Sunday Random Rail Shot (Early Edition)

Yes, today I decided to do the Random Rail Shot a little early.  We attended the Fort Wayne Railroad Historical Society Open House today and I thought, given that the open house has one more day this year, it might be a good idea to show you what it is all about.  Since this isn’t meant to be a full report (I don’t really do those), I will touch on the major items of interest.

Of course the highlight of the open house is the massive former Nickel Plate Road Berkshire 765.  This locomotive was restored by and is operated by the society.  Lately it has been spending its summers on the road doing promotion and morale work for Norfolk Southern.  NS and the historical society have a good working relationship and it is great to see a Class 1 railroad take such an active role in promoting and supporting private mainline steam.


Speaking of Norfolk Southern, a few years ago they donated a former Nickel Plate SD9M to the society (NS 57, nee NKP 358).  Although progress has been slow, some work has done and it appears preservation of the carbody is underway.


Caboose rides are a favorite of my family, and apparently everyone else as the line was long the whole time we were there.  The train was lengthened from 2011 and 2012, this year it included two historical NKP cabooses (cabeese?) pulled by the society’s former U.S. Army Davenport 44 tonner.


This year the Louis Dreyfuss CF7 was parked on an inaccessible, and somewhat distant, storage track.  Last year it was available for cab walk-throughs and I feel that was an added attraction for the open house, so I was sad to see no open access to any of the on-site diesels.  Instead walk-throughs of a Mid America Car Leasing dome car were available.  The car was nice but it was difficult to get around in and the dome was normally occupied by people who didn’t understand the meaning of “look and leave”.  In other words they took advantage of the air conditioning and available seats to sort of move in and camp out.  Needless to say, my children didn’t get a chance to look around in the dome because we didn’t have all day to wait.

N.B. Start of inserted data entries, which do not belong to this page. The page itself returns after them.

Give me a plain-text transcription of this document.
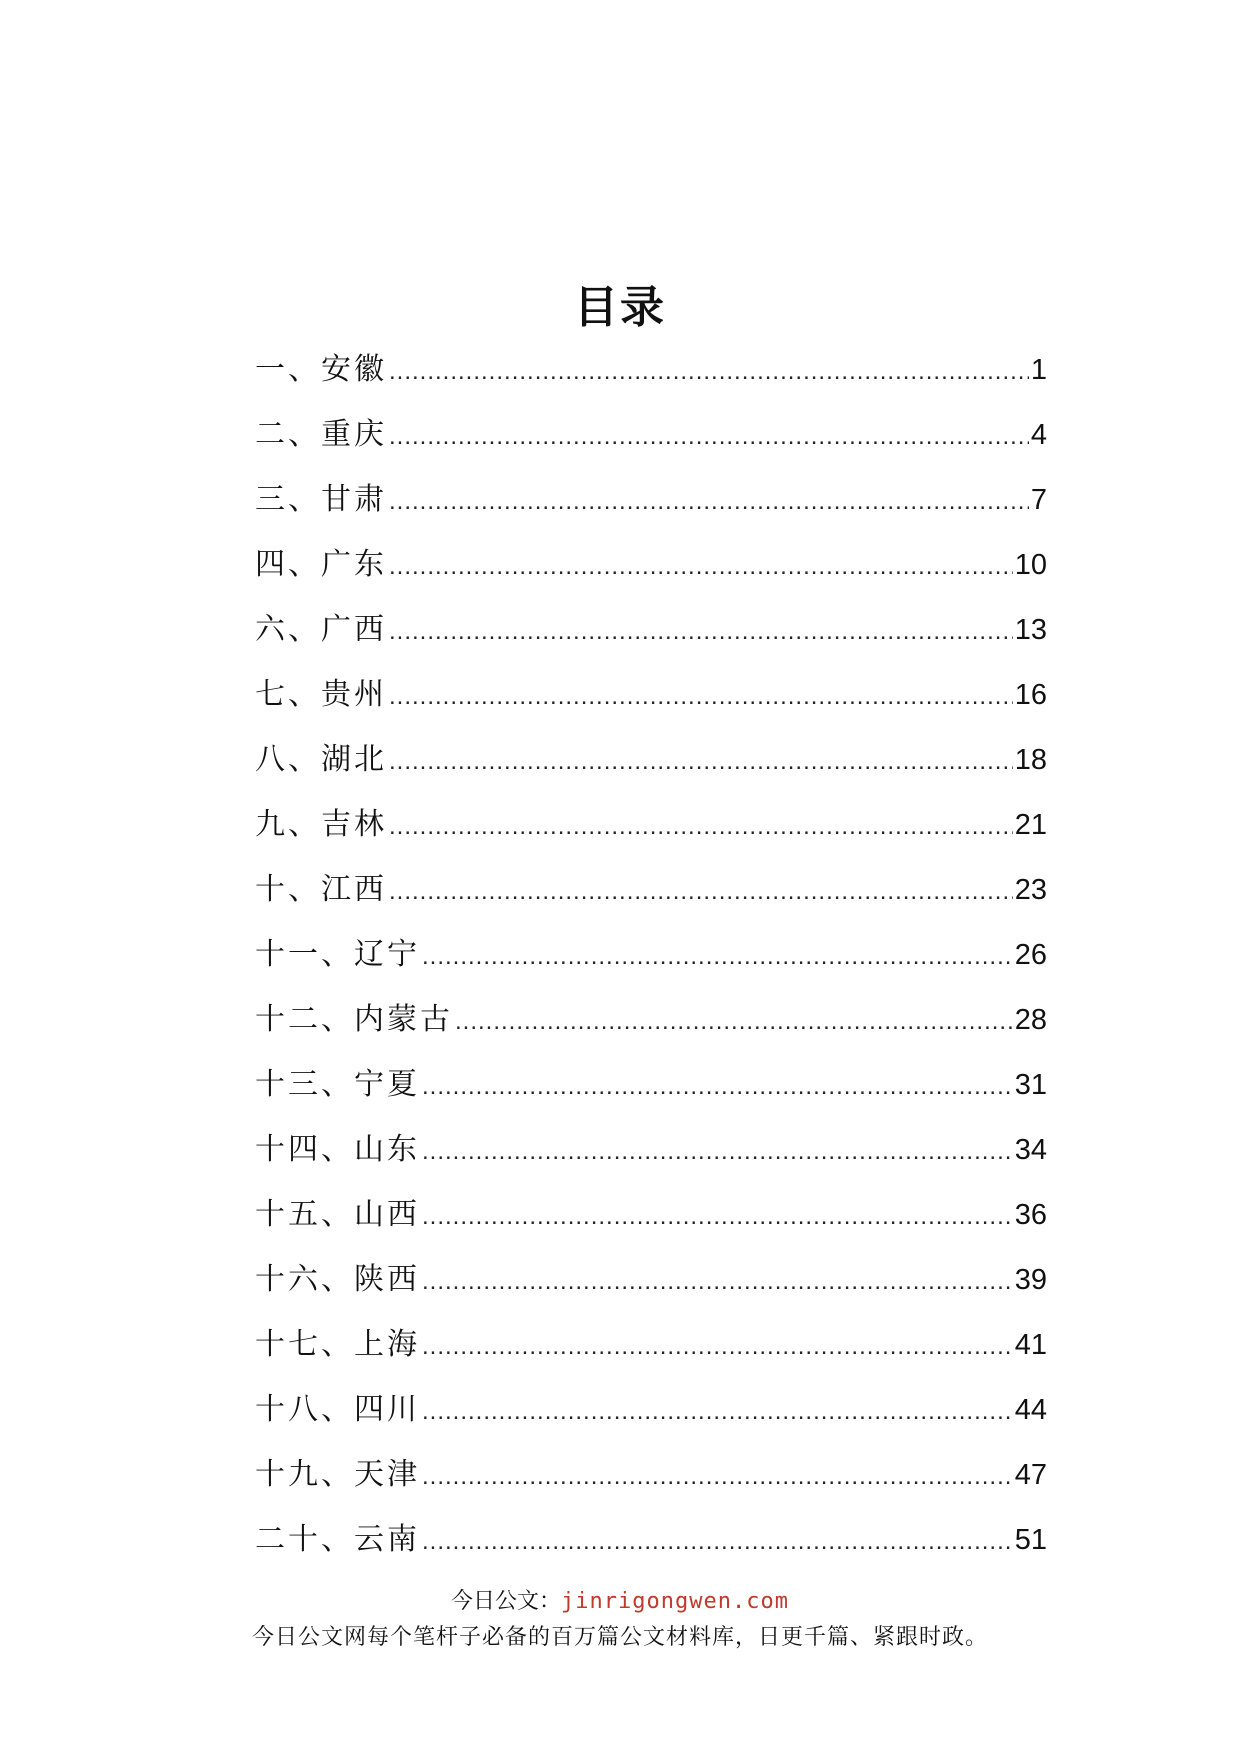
目录
一、安徽 .....	1
二、重庆 .....	4
三、甘肃 .....	7
四、广东 .....	10
六、广西 .....	13
七、贵州 .....	16
八、湖北 .....	18
九、吉林 .....	21
十、江西 .....	23
十一、辽宁 .....	26
十二、内蒙古 .....	28
十三、宁夏 .....	31
十四、山东 .....	34
十五、山西 .....	36
十六、陕西 .....	39
十七、上海 .....	41
十八、四川 .....	44
十九、天津 .....	47
二十、云南 .....	51
今日公文：jinrigongwen.com
今日公文网每个笔杆子必备的百万篇公文材料库，日更千篇、紧跟时政。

A nice touch, one that I always appreciate at least, is that the society allows people to wander around their shop and get a feel for the work they do there.  The tools of the trade, used to restore their historical equipment and keep it running, is in full view for visitors to see.  One would think that it wasn’t a safe place to be but they do a good job keeping things tidy, even curious children like mine are never in any real danger there.

Again, if you have the chance, head out to Edgerton Road, in New Haven Indiana, tomorrow and check out the Fort Wayne Railroad Historical Society’s Open House.  It is a great opportunity to spend time with your family learning about history and take a short ride on a real train (for a mere $4/ticket).